Biographer Joe Klein called “Plane Wreck at Los Gatos” the last great song Woody Guthrie wrote. Guthrie read a newspaper account of a January 1948 plane crash that killed 32 people, 28 of them Mexican farm workers who were being deported by the U.S. Immigration Service. He was incensed that the immigrants were reduced in news stories to “just deportees”—no names, no families, no sense of why they had come to the United States.
Because of the wartime shortage of agricultural workers, the United States brokered a deal with Mexico in 1942 for contract laborers. Known as the Bracero program, it allowed Mexican workers to legally cross the border for a specified period of employment. Anyone who violated the terms of the contract, or who stayed in the country after the contract was up, was subject to deportation. The federal agreement expired in 1947, but it continued to operate unofficially until new legislation was passed in 1951. The Bracero program ended in 1964, but Guthrie’s stark tale of immigrant laborers—legal or not—still resonates.
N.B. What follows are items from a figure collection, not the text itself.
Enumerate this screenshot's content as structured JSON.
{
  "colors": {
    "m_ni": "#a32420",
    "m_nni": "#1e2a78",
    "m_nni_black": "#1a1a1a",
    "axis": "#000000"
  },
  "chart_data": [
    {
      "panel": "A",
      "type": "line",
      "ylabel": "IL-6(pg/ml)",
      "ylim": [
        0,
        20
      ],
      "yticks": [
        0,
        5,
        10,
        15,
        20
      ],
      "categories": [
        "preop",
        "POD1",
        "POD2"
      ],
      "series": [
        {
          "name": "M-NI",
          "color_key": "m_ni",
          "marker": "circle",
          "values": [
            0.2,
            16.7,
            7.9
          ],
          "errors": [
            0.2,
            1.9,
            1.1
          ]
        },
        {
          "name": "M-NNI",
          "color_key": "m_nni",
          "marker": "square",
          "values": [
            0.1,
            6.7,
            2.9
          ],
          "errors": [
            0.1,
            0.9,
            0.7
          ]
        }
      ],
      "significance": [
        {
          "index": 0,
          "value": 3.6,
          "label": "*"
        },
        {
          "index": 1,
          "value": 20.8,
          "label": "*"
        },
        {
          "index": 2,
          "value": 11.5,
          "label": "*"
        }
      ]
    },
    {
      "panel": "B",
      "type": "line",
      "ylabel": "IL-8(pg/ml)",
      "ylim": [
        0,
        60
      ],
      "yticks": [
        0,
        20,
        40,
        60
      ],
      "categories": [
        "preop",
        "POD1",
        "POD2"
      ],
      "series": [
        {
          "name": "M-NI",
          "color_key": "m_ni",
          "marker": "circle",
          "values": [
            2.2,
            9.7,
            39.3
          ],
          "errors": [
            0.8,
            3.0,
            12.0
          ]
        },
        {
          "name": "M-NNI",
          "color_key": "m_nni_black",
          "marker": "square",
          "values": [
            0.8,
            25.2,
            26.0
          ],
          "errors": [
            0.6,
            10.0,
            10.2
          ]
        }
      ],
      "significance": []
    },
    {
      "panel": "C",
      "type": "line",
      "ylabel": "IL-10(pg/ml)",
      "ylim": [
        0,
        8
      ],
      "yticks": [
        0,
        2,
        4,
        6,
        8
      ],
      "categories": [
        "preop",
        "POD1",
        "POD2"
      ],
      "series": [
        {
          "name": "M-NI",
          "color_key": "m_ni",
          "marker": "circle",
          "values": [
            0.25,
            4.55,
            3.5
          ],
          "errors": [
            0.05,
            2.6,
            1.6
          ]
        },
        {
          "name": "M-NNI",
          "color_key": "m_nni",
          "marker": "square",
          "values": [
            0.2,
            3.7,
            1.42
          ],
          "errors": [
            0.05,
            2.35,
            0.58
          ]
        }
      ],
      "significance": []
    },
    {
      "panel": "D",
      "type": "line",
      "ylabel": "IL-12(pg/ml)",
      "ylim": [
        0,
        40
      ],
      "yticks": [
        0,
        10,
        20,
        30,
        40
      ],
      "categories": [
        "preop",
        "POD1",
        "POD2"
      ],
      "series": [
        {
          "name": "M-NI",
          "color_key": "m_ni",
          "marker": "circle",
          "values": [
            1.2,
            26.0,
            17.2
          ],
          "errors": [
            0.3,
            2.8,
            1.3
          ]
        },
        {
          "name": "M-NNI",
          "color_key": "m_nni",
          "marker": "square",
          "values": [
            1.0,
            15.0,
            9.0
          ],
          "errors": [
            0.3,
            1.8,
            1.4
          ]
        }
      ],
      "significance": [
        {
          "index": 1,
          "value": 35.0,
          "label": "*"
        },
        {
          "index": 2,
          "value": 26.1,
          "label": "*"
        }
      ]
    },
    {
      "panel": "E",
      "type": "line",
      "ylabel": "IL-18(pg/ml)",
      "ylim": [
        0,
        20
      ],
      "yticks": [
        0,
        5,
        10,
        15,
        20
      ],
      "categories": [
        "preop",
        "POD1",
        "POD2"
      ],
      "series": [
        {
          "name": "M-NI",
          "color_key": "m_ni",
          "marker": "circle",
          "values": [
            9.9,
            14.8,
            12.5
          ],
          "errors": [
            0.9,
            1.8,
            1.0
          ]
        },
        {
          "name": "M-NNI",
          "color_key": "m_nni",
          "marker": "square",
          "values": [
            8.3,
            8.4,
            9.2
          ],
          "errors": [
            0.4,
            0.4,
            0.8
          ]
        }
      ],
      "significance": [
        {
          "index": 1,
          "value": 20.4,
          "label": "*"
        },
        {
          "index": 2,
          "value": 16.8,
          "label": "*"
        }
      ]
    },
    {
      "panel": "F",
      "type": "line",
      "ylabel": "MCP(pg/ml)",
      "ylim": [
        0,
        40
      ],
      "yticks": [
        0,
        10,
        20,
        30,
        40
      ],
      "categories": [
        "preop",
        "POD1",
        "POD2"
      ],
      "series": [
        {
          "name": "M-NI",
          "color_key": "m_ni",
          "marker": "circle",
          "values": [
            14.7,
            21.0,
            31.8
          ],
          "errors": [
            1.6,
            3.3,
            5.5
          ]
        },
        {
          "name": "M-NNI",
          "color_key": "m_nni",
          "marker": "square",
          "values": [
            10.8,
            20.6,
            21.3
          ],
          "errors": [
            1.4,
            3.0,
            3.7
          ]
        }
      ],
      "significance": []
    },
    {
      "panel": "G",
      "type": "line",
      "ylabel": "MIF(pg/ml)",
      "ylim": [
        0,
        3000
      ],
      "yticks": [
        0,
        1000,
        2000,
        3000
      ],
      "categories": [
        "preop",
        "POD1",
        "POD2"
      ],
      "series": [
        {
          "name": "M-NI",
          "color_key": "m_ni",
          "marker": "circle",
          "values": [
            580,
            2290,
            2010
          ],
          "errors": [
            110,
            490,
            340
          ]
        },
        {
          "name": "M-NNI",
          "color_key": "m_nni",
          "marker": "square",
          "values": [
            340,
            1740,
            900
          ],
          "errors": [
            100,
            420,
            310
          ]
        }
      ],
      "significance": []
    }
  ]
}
Plane Wreck at Los Gatos (Deportees)
By Woody Guthrie
The crops are all in and the peaches are rott’ning,
The oranges piled in their creosote dumps;
They’re flying ’em back to the Mexican border
To pay all their money to wade back again.
(Chorus)
Goodbye to my Juan, goodbye, Rosalita,
Adios mis amigos, Jesus y Maria;
You won’t have your names when you ride the big airplane,
All they will call you will be “deportees.”
My father’s own father, he waded that river,
They took all the money he made in his life;
My brothers and sisters come working the fruit trees,
And they rode the truck till they took down and died.
Some of us are illegal, and some are not wanted,
Our work contract’s out and we have to move on;
Six hundred miles to that Mexican border,
They chase us like outlaws, like rustlers, like thieves.
We died in your hills, we died in your deserts,
We died in your valleys and died on your plains.
We died ’neath your trees and died in your bushes,
Both sides of the river, we died just the same.
The sky plane caught fire over Los Gatos Canyon,
A fireball of lightning, and shook all our hills,
Who are all these friends, all scattered like dry leaves?
The radio says, “They are just deportees.”
Is this the best way we can grow our big orchards?
Is this the best way we can grow our good fruit?
To fall like dry leaves to rot on my topsoil
And be called by no name except “deportees”?